Proximo para dental, por favor! Next for dental, please.
That was my oft-repeated phrase and, try as I might, probably spoken with a decidedly non-Spanish accent.
I was given the task of coordinating the incoming patients for the mobile dental clinic during our Corner of Love (see last week’s Church Corner) medical-dental trip to Nicaragua in January.
Being way too familiar with dental visits in my life, I could feel the anxiety of the patients as they handed me their Corner of Love clinic cards. They weren’t there for an annual check up and cleaning. Most had abscessed teeth, gum infections and oh, how their mouths must have hurt.
We were blessed to have three dentists on the trip, two from the Plateau and one from Everett. Our team went out each day as we visited five remote villages with our mobile clinic. Each morning we packed the pickup with all the dental gear, chairs, lights, portable drills, dental instruments and supplies, tables and sanitizing equipment. At the end of each day, we packed up and resupplied for the next day.
There were five of us working with the dentists, setting up dental trays, coordinating patients, handing equipment to the dentists and field sanitizing the instruments. Only one of the support crew had any experience as a dental technician. The rest of us were ordinary, everyday folks. Having a heart to serve was as important as a dental certificate.
The three dentists saw more than patients in the five hours a day we offered the clinic. Fillings took time and work, but those were rare. Most of the patients needed more than one extraction.

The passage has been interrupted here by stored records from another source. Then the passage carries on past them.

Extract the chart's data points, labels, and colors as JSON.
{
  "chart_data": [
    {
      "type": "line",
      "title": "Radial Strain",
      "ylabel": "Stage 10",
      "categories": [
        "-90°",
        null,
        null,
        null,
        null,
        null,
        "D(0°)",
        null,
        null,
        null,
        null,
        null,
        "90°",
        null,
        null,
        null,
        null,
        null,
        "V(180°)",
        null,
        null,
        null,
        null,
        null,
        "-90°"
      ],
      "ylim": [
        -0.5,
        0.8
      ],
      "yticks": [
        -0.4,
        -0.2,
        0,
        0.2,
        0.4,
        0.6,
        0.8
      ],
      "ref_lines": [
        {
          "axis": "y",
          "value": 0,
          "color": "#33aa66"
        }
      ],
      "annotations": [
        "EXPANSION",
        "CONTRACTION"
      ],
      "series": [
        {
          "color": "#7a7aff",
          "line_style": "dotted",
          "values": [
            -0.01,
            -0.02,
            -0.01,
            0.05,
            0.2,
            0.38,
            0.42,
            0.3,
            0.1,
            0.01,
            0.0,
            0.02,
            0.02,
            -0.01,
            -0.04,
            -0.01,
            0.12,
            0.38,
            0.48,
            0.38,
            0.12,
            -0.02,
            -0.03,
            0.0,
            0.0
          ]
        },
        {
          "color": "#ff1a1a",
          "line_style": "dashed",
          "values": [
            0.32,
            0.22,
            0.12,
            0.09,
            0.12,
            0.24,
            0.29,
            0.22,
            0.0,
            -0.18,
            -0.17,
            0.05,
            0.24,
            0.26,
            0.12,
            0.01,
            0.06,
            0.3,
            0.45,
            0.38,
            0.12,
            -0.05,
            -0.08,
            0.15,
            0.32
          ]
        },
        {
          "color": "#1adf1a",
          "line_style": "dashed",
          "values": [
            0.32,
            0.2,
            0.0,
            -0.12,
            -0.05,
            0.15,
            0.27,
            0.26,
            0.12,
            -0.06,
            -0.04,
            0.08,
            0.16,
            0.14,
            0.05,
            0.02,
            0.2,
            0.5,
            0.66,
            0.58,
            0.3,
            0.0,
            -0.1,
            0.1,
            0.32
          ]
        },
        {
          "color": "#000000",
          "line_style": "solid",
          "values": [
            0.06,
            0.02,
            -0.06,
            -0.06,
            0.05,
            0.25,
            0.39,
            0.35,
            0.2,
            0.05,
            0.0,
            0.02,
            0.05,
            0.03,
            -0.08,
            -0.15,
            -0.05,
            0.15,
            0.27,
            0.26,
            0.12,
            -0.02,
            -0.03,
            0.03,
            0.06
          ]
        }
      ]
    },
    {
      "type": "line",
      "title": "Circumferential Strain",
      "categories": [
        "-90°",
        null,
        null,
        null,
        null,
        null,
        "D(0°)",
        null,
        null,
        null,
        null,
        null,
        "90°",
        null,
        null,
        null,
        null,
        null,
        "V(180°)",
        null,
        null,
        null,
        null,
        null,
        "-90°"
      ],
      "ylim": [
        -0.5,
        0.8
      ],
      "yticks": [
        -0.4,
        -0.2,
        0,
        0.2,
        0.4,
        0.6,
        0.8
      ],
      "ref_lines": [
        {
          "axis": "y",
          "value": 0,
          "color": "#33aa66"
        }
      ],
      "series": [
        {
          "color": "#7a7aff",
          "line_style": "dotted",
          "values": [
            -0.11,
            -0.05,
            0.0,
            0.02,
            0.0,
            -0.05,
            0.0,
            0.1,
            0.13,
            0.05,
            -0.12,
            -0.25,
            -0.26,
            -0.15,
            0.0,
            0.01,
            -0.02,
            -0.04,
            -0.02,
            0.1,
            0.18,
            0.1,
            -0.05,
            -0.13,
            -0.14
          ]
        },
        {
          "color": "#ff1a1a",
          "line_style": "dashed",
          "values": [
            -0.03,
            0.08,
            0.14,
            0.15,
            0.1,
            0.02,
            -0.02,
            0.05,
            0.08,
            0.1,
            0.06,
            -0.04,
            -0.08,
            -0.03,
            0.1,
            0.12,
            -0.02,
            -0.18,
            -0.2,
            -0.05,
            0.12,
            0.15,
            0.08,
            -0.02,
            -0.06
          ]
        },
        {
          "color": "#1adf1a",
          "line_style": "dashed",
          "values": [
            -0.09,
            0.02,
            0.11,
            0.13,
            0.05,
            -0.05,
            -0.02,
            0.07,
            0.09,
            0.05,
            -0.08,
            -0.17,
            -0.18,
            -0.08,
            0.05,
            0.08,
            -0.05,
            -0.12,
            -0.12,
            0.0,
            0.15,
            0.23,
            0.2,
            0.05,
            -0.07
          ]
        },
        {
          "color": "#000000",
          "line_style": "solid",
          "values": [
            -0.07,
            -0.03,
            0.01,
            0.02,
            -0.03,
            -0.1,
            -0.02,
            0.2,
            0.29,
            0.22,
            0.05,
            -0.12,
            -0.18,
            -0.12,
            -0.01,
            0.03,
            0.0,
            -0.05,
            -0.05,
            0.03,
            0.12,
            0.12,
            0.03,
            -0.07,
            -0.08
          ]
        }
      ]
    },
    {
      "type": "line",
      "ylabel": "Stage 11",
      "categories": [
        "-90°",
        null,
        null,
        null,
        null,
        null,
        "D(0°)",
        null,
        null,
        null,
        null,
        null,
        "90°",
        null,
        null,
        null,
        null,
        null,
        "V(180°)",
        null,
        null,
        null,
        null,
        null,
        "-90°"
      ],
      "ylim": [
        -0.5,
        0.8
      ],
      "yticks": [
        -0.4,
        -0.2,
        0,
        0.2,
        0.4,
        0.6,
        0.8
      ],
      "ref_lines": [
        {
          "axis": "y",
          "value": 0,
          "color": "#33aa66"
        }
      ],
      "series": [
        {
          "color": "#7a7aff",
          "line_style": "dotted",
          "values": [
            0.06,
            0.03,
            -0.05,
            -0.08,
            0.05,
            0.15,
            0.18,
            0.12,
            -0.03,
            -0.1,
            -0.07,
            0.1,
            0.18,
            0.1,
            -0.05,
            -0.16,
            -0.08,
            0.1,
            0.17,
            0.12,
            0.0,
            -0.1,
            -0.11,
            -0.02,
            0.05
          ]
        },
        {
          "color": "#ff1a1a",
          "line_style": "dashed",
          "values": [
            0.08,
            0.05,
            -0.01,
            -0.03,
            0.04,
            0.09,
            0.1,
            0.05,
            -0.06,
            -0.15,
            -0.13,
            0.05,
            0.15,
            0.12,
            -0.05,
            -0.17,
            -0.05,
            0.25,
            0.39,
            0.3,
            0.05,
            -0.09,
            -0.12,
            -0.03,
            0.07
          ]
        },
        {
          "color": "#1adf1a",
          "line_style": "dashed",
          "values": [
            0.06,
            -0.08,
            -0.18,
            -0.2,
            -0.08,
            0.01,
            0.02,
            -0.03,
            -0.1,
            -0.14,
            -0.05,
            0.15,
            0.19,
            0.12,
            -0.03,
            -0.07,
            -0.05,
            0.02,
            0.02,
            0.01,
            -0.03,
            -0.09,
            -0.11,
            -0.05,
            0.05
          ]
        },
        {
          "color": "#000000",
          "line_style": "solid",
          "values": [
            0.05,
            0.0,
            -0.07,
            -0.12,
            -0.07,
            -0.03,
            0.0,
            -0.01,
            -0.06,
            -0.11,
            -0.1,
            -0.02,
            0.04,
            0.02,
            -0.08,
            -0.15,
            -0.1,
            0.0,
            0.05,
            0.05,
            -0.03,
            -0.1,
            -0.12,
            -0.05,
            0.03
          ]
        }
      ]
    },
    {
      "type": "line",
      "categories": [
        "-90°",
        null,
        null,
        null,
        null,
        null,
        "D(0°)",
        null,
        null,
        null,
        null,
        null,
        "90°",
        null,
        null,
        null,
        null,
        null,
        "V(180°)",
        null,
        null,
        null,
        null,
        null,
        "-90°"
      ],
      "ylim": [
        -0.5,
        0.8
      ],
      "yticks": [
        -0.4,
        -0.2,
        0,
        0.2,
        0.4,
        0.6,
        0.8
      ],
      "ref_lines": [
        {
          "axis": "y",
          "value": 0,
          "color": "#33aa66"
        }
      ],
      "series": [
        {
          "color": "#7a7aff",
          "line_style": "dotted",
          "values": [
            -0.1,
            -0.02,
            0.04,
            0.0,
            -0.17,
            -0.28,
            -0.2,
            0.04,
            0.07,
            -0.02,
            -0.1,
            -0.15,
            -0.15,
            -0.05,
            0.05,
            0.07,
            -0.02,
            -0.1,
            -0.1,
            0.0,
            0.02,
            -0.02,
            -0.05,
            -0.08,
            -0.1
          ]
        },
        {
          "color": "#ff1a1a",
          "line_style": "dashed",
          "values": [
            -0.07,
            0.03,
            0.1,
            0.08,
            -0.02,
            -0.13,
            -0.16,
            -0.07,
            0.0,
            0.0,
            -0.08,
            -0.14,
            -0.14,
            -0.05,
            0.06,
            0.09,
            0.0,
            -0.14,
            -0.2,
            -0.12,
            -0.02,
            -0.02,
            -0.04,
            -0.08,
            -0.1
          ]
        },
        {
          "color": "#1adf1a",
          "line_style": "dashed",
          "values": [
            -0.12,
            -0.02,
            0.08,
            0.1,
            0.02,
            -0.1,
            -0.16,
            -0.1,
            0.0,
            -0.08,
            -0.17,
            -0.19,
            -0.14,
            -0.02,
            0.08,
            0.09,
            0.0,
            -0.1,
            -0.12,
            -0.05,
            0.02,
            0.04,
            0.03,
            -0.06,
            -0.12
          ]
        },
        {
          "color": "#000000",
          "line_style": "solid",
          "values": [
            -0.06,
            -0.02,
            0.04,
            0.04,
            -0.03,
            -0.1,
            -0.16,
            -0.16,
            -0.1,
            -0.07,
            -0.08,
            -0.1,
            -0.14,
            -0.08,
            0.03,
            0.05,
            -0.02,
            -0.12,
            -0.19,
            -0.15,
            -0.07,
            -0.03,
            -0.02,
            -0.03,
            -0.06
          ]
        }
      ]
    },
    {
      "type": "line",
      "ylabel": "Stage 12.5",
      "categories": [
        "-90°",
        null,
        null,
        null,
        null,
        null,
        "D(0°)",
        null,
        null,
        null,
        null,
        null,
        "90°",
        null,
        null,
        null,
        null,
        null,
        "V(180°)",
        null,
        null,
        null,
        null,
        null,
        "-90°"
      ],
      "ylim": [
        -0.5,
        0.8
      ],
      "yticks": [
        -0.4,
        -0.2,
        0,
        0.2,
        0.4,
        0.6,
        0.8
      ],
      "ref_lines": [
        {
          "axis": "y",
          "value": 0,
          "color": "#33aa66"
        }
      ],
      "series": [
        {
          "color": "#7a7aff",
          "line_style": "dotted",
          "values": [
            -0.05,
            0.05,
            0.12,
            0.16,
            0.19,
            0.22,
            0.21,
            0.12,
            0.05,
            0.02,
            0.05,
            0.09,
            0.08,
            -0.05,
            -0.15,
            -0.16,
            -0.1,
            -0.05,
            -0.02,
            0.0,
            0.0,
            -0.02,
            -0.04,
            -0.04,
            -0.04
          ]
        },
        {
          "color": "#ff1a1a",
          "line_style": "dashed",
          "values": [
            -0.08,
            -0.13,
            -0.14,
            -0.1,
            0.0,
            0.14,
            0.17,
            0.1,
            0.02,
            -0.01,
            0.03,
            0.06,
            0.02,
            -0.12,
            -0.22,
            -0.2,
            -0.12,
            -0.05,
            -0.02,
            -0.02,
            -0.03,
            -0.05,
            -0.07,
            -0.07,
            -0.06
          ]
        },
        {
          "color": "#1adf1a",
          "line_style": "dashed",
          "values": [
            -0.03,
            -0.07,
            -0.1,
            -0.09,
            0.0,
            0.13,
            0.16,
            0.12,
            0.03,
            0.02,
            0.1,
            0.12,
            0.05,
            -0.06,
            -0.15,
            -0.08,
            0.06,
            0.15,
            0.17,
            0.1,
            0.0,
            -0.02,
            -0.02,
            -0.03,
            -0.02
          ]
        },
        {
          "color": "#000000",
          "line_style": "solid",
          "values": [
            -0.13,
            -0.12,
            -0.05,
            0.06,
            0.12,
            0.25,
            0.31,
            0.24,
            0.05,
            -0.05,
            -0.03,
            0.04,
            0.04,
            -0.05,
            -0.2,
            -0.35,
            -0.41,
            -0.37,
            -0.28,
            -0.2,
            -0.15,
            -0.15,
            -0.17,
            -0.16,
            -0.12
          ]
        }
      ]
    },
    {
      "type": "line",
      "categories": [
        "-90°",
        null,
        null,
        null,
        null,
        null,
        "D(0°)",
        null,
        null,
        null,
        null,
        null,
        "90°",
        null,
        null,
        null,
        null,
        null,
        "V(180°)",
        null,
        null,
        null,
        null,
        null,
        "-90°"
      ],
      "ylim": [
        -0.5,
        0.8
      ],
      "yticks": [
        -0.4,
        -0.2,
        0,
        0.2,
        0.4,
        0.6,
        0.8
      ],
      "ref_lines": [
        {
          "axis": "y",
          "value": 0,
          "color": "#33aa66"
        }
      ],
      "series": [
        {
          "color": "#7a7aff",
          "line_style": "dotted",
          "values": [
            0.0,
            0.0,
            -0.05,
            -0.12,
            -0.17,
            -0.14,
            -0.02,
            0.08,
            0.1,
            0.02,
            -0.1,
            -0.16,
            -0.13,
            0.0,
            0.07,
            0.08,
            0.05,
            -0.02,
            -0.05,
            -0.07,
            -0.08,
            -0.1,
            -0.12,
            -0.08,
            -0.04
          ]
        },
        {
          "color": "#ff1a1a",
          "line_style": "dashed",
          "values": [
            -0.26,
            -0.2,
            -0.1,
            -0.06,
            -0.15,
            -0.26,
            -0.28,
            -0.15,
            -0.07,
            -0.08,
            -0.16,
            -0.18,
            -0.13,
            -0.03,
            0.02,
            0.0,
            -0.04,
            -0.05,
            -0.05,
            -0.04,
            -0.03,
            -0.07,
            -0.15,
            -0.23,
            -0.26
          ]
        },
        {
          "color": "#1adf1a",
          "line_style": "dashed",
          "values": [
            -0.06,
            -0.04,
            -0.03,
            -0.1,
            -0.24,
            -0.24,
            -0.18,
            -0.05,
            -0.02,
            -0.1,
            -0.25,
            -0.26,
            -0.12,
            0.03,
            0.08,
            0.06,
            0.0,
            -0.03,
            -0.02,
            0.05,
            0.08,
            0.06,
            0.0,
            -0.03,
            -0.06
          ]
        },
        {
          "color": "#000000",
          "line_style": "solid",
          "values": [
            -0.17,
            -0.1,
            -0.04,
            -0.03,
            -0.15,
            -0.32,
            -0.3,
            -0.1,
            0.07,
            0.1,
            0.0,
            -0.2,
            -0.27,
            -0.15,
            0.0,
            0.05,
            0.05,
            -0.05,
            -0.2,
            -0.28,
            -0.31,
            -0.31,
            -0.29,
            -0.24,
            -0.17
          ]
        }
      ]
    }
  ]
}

Our portable autoclave to sanitize the dental instruments broke down the first day, so instruments could only be used once and had to be sanitized with a long boiling procedure at night. More than once we were down to the last clean instrument.
I remember one 9-year-old boy. He sat in the chair and opened his mouth. His teeth had black holes through them.
There is little if any electricity or refrigeration and the drinking water is not good. So the kids drink Coke and Pepsi. Sugar is inexpensive and I saw many kids sucking on small bags of sugar. And their teeth, or what was left of their teeth, showed the effects.
Corner of Love is working with the 60-plus villages they serve to put in safe drinking water systems and is building a permanent medical-dental clinic, centrally located, to better serve the poor people of the remote villages. They are building classrooms in the complex to teach village leaders about oral and general hygiene. There is much to do to improve the lives of these proud, rural people and they are eager to learn.
We didn’t keep track of the number of teeth pulled, but our dentists did a remarkable job of helping people in the most difficult of environments, working on dirt floors with an occasional chicken or pig checking us out. You can check out the opportunity of a lifetime to serve some wonderful, but oh so poor people at www.corneroflove.org.
Open your heart wide and experience the kingdom of God.